Noch dauert das von den Zuschauern befeuerte Märchen an, was aber kommt nach dem 1. Februar? Die Ahnungen sind düster: „Ich habe Angst davor, was nach dem Turnier passiert. Es wurde alles auf die Karte EM gesetzt und nicht geschaut, was danach kommt“, sagt David Szlezak, einst Legionär bei den Rhein Neckar-Löwen. „In den vergangenen Jahren haben sich immerhin drei oder vier Juniorenmannschaften für die jeweiligen Großereignisse qualifiziert. Seit zwei Jahren gehen die österreichischen Nachwuchsteams aber grandios unter. Die Nachhaltigkeit wird einfach nicht da sein.“ Ein Vorgeschmack darauf, dass der Handball auch nach der EM keine Rolle spielen wird, lieferte der Sender ORF 1: Er sendete lange die Siegerehrung des Abfahrtsrennens aus Kitzbühel und schaltete erst die letzten zehn Minuten zum Handball.

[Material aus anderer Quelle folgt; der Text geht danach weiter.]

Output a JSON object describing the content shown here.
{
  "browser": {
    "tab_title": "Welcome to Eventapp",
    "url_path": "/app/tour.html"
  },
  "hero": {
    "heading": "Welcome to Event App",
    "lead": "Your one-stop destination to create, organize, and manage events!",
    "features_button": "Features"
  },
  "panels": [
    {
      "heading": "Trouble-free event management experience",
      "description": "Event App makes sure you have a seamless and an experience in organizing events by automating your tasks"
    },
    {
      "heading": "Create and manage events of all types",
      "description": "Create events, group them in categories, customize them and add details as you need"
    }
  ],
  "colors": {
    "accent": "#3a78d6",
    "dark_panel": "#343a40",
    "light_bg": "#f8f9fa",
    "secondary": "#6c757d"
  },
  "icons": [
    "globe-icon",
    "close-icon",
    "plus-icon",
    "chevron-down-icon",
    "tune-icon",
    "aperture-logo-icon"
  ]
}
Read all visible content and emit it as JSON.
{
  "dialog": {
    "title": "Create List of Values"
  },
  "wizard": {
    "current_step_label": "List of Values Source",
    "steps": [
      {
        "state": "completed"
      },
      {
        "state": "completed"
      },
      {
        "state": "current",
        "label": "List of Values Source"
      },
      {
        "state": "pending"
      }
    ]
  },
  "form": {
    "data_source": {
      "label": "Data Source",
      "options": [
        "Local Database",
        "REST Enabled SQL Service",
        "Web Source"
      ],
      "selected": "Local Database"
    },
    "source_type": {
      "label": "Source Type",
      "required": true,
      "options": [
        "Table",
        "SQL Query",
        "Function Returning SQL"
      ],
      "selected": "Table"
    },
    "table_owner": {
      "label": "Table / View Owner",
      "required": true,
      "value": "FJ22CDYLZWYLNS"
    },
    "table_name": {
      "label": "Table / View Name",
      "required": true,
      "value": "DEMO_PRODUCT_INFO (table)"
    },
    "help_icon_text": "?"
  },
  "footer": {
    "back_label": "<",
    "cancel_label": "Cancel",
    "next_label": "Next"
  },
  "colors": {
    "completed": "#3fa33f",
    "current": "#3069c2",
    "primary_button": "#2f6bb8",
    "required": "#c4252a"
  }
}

Torwart Bauer ficht all das nicht an. Er träumt schon von den nächsten Herausforderungen gegen Norwegen, Kroatien und Russland. Und auch von einem Vertrag im Norden Deutschlands, in Flensburg, Kiel oder Hamburg. „Dort wird der beste Handball gespielt.“ Vielleicht beachten sie dann sogar in der Umgebung von Korschenbroich.